<IFA>存在感増す中国企業。「重要なのは国籍ではなくイノベーティブかどうか」運営CEOリントナー氏が語る

ドイツのベルリンで開催された世界最大級の家電・エレクトロニクス展示会「IFA2025」。同イベントを運営する「IFA Management GmbH」のCEOであるライフ・リントナー(Leif Lindner)氏が、今年のIFAが開幕してからの状況について語った。
出展も来場者も前年超えで好調なスタートを切ったIFA
9月3日(現地時間)に開催し、オープニングプレスカンファレンスにて「全スペースが売り切れた」と今年の出展状況を紹介したリントナー氏だが、実は昨年よりも出展スペース数を増やした上での売り切れだったとのこと。
実際の来場者数も「開幕初日は前年比で10%増という実績だった」と好調な滑り出しを見せ、ビジネス目的の来場者に限れば15%増だという。
リントナー氏は「AMDやサムスン、Acerといった世界的な企業が、新戦略や新製品について大きな発表を行ったことも今年の特徴だ」とIFAの開催意義はますます高まりつつある。
昨年のように「開催から100周年」というわかりやすい大きな話題はなかったが、蓋を開けてみれば昨年超えの好調さだという。
また、昨年に続いて「Creator HUB」(※昨年は「Content Creator Hub」)と銘打ったスペースを用意し、今年はTikTokともコラボレーションするなど、クリエイターやインフルエンサーを意識した取り組みにも力を入れた。
その効果もあり、クリエイターとインフルエンサーの参加者数は約3倍にも増加したとリントナー氏は説明した。
存在感を増す中国企業。多様性確保のための取り組みは?
TCLやハイセンスが大きなプレスカンファレンスを開催したり、会場の入口にはハイアールやMidea(マイディア/美的集団)の巨大な広告が掲出されたりするなど、中国企業の存在感がますます大きくなっている印象を受けるIFA。

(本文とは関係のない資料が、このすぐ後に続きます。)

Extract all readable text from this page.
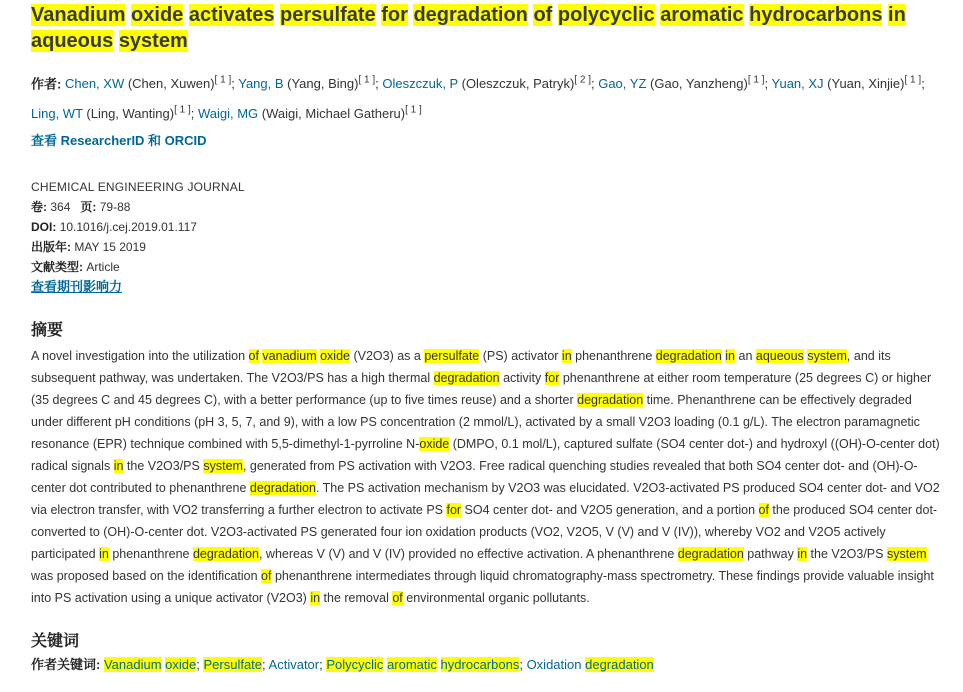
Vanadium oxide activates persulfate for degradation of polycyclic aromatic hydrocarbons in aqueous system
作者: Chen, XW (Chen, Xuwen)[ 1 ]; Yang, B (Yang, Bing)[ 1 ]; Oleszczuk, P (Oleszczuk, Patryk)[ 2 ]; Gao, YZ (Gao, Yanzheng)[ 1 ]; Yuan, XJ (Yuan, Xinjie)[ 1 ]; Ling, WT (Ling, Wanting)[ 1 ]; Waigi, MG (Waigi, Michael Gatheru)[ 1 ]
查看 ResearcherID 和 ORCID
CHEMICAL ENGINEERING JOURNAL
卷: 364 页: 79-88
DOI: 10.1016/j.cej.2019.01.117
出版年: MAY 15 2019
文献类型: Article
查看期刊影响力
摘要
A novel investigation into the utilization of vanadium oxide (V2O3) as a persulfate (PS) activator in phenanthrene degradation in an aqueous system, and its subsequent pathway, was undertaken. The V2O3/PS has a high thermal degradation activity for phenanthrene at either room temperature (25 degrees C) or higher (35 degrees C and 45 degrees C), with a better performance (up to five times reuse) and a shorter degradation time. Phenanthrene can be effectively degraded under different pH conditions (pH 3, 5, 7, and 9), with a low PS concentration (2 mmol/L), activated by a small V2O3 loading (0.1 g/L). The electron paramagnetic resonance (EPR) technique combined with 5,5-dimethyl-1-pyrroline N-oxide (DMPO, 0.1 mol/L), captured sulfate (SO4 center dot-) and hydroxyl ((OH)-O-center dot) radical signals in the V2O3/PS system, generated from PS activation with V2O3. Free radical quenching studies revealed that both SO4 center dot- and (OH)-O-center dot contributed to phenanthrene degradation. The PS activation mechanism by V2O3 was elucidated. V2O3-activated PS produced SO4 center dot- and VO2 via electron transfer, with VO2 transferring a further electron to activate PS for SO4 center dot- and V2O5 generation, and a portion of the produced SO4 center dot- converted to (OH)-O-center dot. V2O3-activated PS generated four ion oxidation products (VO2, V2O5, V (V) and V (IV)), whereby VO2 and V2O5 actively participated in phenanthrene degradation, whereas V (V) and V (IV) provided no effective activation. A phenanthrene degradation pathway in the V2O3/PS system was proposed based on the identification of phenanthrene intermediates through liquid chromatography-mass spectrometry. These findings provide valuable insight into PS activation using a unique activator (V2O3) in the removal of environmental organic pollutants.
关键词
作者关键词: Vanadium oxide; Persulfate; Activator; Polycyclic aromatic hydrocarbons; Oxidation degradation
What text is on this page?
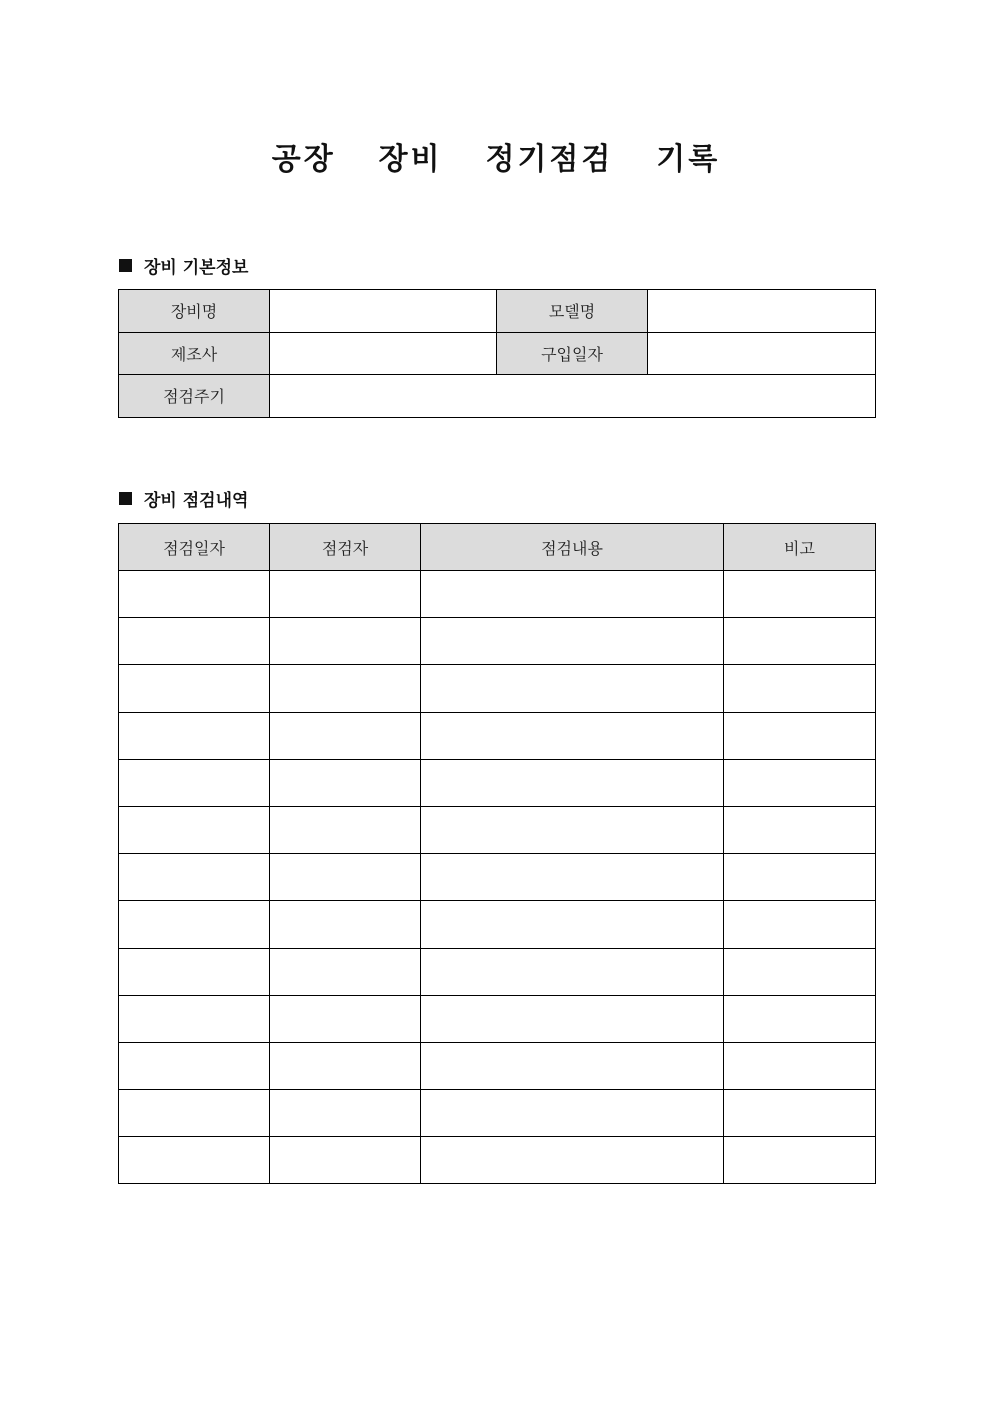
공장  장비  정기점검  기록
장비 기본정보
장비명		모델명	
제조사		구입일자	
점검주기			
장비 점검내역
점검일자	점검자	점검내용	비고
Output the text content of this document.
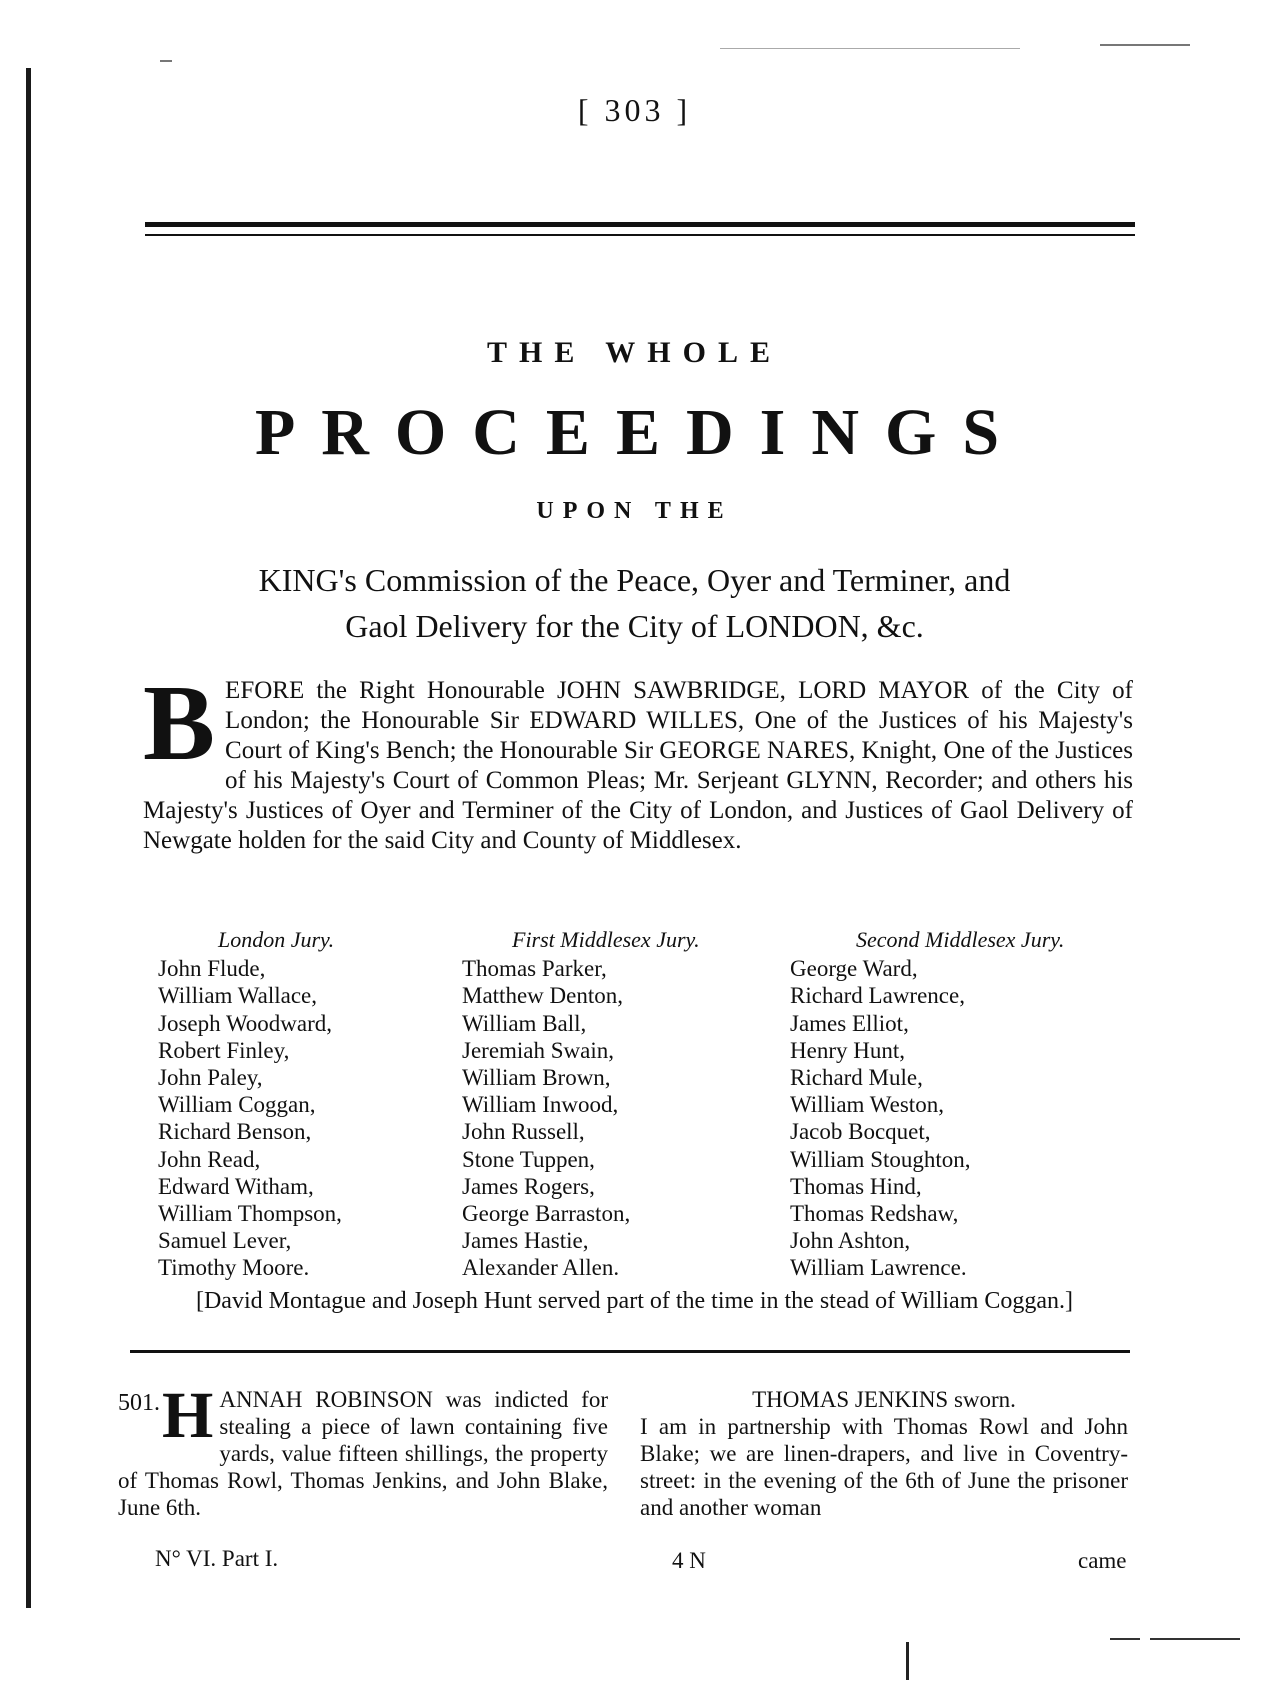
[ 303 ]
THE WHOLE
PROCEEDINGS
UPON THE
KING's Commission of the Peace, Oyer and Terminer, and
Gaol Delivery for the City of LONDON, &c.
B EFORE the Right Honourable JOHN SAWBRIDGE, LORD MAYOR of the City of London; the Honourable Sir EDWARD WILLES, One of the Justices of his Majesty's Court of King's Bench; the Honourable Sir GEORGE NARES, Knight, One of the Justices of his Majesty's Court of Common Pleas; Mr. Serjeant GLYNN, Recorder; and others his Majesty's Justices of Oyer and Terminer of the City of London, and Justices of Gaol Delivery of Newgate holden for the said City and County of Middlesex.
London Jury.
John Flude,
William Wallace,
Joseph Woodward,
Robert Finley,
John Paley,
William Coggan,
Richard Benson,
John Read,
Edward Witham,
William Thompson,
Samuel Lever,
Timothy Moore.
First Middlesex Jury.
Thomas Parker,
Matthew Denton,
William Ball,
Jeremiah Swain,
William Brown,
William Inwood,
John Russell,
Stone Tuppen,
James Rogers,
George Barraston,
James Hastie,
Alexander Allen.
Second Middlesex Jury.
George Ward,
Richard Lawrence,
James Elliot,
Henry Hunt,
Richard Mule,
William Weston,
Jacob Bocquet,
William Stoughton,
Thomas Hind,
Thomas Redshaw,
John Ashton,
William Lawrence.
[David Montague and Joseph Hunt served part of the time in the stead of William Coggan.]
501. H ANNAH ROBINSON was indicted for stealing a piece of lawn containing five yards, value fifteen shillings, the property of Thomas Rowl, Thomas Jenkins, and John Blake, June 6th.
THOMAS JENKINS sworn.
I am in partnership with Thomas Rowl and John Blake; we are linen-drapers, and live in Coventry-street: in the evening of the 6th of June the prisoner and another woman
N° VI. Part I.	4 N	came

実際に取材していても、いたるところで中国企業と思しきブースに遭遇し、記者も世界における中国企業の勢いをあらためて実感する。
しかし、出展社数としてはむしろ抑制的だとのことで、「例えば、グローバルマーケット(※IFA内イベントのひとつ)の状況で言えば、昨年は8割以上が中国企業だったが、今年は6割ほどになっている」とのこと。
「もちろん中国の企業を排除しようとしているわけではない。重要なのは、どの国の企業なのかということではなく、イノベーティブな企業かどうかということ。そういうイノベーティブな企業をIFAは歓迎するということだ」。
そして、IFAの多様性を確保するべく「私も日本や韓国、台湾を頻繁に訪れて、それらの地域の企業を積極的に誘致している」と説明。そして、日本をIFAの “パートナー国” として扱い、日本企業の参加を促す考えもあるという。
実はこの “パートナー国” は今年から実施しようとしていたものだが、日本が大阪・関西万博開催の影響もあり、反応が鈍くなりそうだったために延期したとのこと。来年こそ取り組みをスタートさせ、日本企業を積極的に誘致する予定とのことで、IFAが日本を重要視している姿勢をあらためて示した。